Durante muitos anos, em suas crônicas e entrevistas, com alguma persistência Nelson Rodrigues falava - e zombava - do “poder jovem”. Quando pediam seu conselho aos mais novos, lançava: “Jovens, envelheçam”. O aforismo do dramaturgo pode ser contestado, mas representa quase um espectro de um tempo; hoje, ultrapassar a barreira dos 50 anos é para os fortes. Preconceito, falta de oportunidade de trabalho, desvalorização e infantilização são apenas algumas “novidades” com as quais quem envelhece se depara. Mas há uma reação contra isso. O publicitário Gui Bamberg, 69, sempre se incomodou com as abordagens dos anúncios em que pessoas mais velhas eram tratadas de forma certeira: “ou infantiloide ou velhinhos”. “Essa geração foi encoberta pela geração teen de forma violenta”, avalia. Quem lembra do “tio da Sukita”, um comercial que fez enorme sucesso nos anos 1990, recorda que era fácil rir do tiozinho sem graça, deslocado e envergonhado. Bamberg idealizou o projeto Venha Viver a Vida - uma plataforma lançada no fim de 2020 voltada ao público acima de 50 anos, com conteúdos, experiências e benefícios, escreve Flávia Fontes Oliveira no Valor, em reportagem publicada dia 28/5. Continua a seguir.
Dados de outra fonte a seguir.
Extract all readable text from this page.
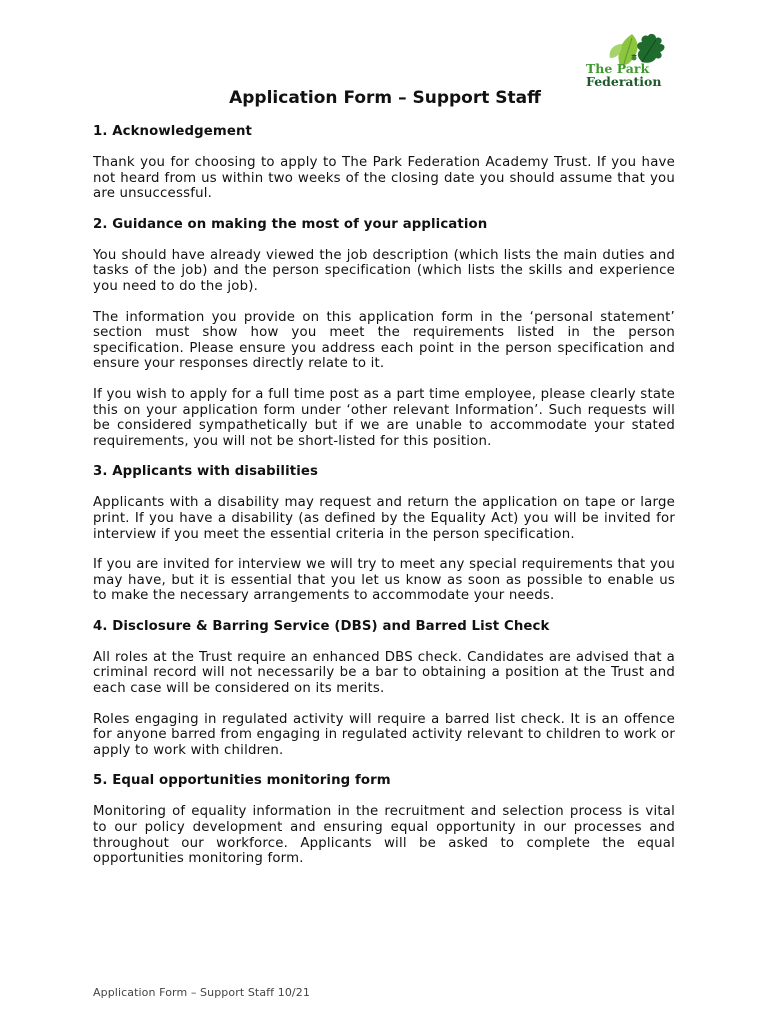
The Park
Federation
Application Form – Support Staff
1. Acknowledgement

Thank you for choosing to apply to The Park Federation Academy Trust. If you have not heard from us within two weeks of the closing date you should assume that you are unsuccessful.

2. Guidance on making the most of your application

You should have already viewed the job description (which lists the main duties and tasks of the job) and the person specification (which lists the skills and experience you need to do the job).

The information you provide on this application form in the ‘personal statement’ section must show how you meet the requirements listed in the person specification. Please ensure you address each point in the person specification and ensure your responses directly relate to it.

If you wish to apply for a full time post as a part time employee, please clearly state this on your application form under ‘other relevant Information’. Such requests will be considered sympathetically but if we are unable to accommodate your stated requirements, you will not be short-listed for this position.

3. Applicants with disabilities

Applicants with a disability may request and return the application on tape or large print. If you have a disability (as defined by the Equality Act) you will be invited for interview if you meet the essential criteria in the person specification.

If you are invited for interview we will try to meet any special requirements that you may have, but it is essential that you let us know as soon as possible to enable us to make the necessary arrangements to accommodate your needs.

4. Disclosure & Barring Service (DBS) and Barred List Check

All roles at the Trust require an enhanced DBS check. Candidates are advised that a criminal record will not necessarily be a bar to obtaining a position at the Trust and each case will be considered on its merits.

Roles engaging in regulated activity will require a barred list check. It is an offence for anyone barred from engaging in regulated activity relevant to children to work or apply to work with children.

5. Equal opportunities monitoring form

Monitoring of equality information in the recruitment and selection process is vital to our policy development and ensuring equal opportunity in our processes and throughout our workforce. Applicants will be asked to complete the equal opportunities monitoring form.

Application Form – Support Staff 10/21
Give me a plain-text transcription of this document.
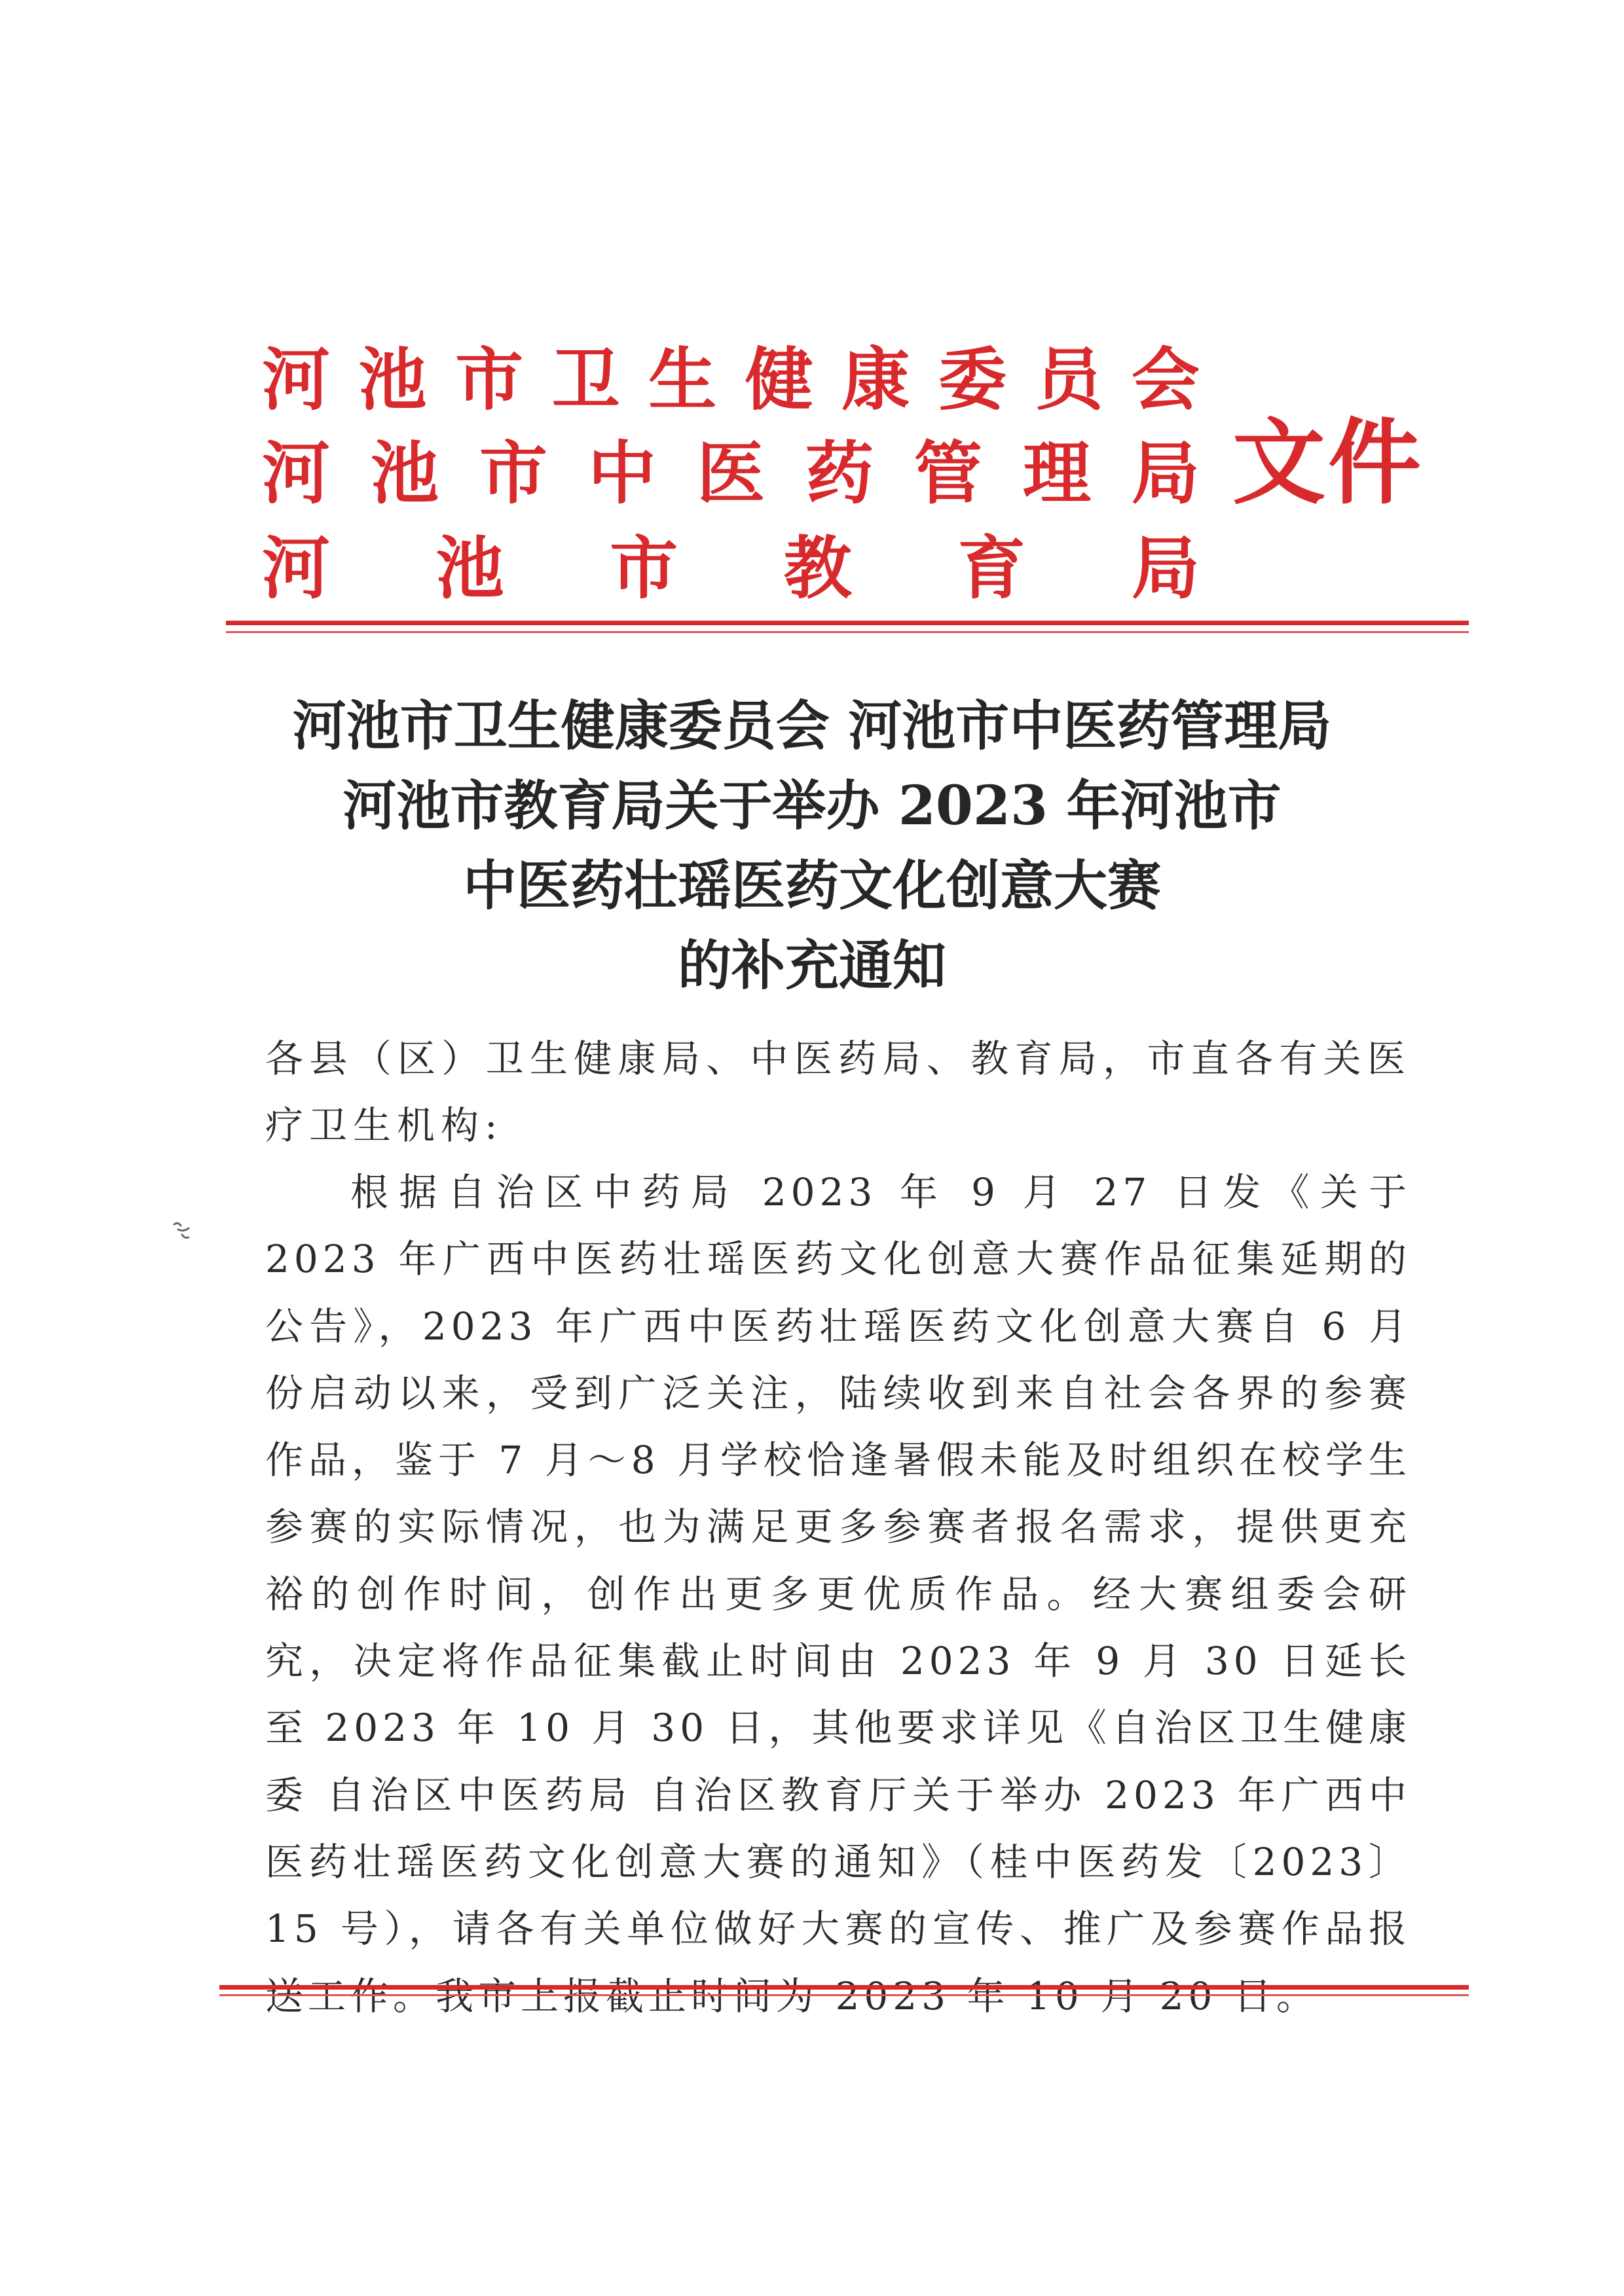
河 池 市 卫 生 健 康 委 员 会
河 池 市 中 医 药 管 理 局
河 池 市 教 育 局
文件
河池市卫生健康委员会 河池市中医药管理局
河池市教育局关于举办 2023 年河池市
中医药壮瑶医药文化创意大赛
的补充通知
各县（区）卫生健康局、中医药局、教育局，市直各有关医疗卫生机构:
根据自治区中药局 2023 年 9 月 27 日发《关于 2023 年广西中医药壮瑶医药文化创意大赛作品征集延期的公告》，2023 年广西中医药壮瑶医药文化创意大赛自 6 月份启动以来，受到广泛关注，陆续收到来自社会各界的参赛作品，鉴于 7 月～8 月学校恰逢暑假未能及时组织在校学生参赛的实际情况，也为满足更多参赛者报名需求，提供更充裕的创作时间，创作出更多更优质作品。经大赛组委会研究，决定将作品征集截止时间由 2023 年 9 月 30 日延长至 2023 年 10 月 30 日，其他要求详见《自治区卫生健康委 自治区中医药局 自治区教育厅关于举办 2023 年广西中医药壮瑶医药文化创意大赛的通知》（桂中医药发〔2023〕15 号），请各有关单位做好大赛的宣传、推广及参赛作品报送工作。我市上报截止时间为 2023 年 10 月 20 日。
“A indústria da propaganda ainda é muito viciada na juventude. Sinto que é generalizada a crença de que funcionários mais jovens são mais criativos e que consumidores mais novos são mais valiosos”, reflete a diretora de criação Renata Leão, 47, profissional com passagens por agências como F/Nazca Saatchi&Saatchi, AlmapBBDO, Havas, Ogilvy&Mather, Wunderman Thompson, WMcCann.
A publicidade é só a ponta aparente de uma realidade. Maurício Turra, 58, sócio-fundador da Nextt 49+, observa que um profissional mais velho leva o dobro do tempo para se recolocar no mercado. Ele e outros dois sócios - como ele, ex-professores da ESPM - criaram a empresa em meados de 2019, com a ideia de prestar serviços de negócios para empresários(as) seniores e empresas, incluindo mentoria, aceleração, consultorias em diversas áreas e educação.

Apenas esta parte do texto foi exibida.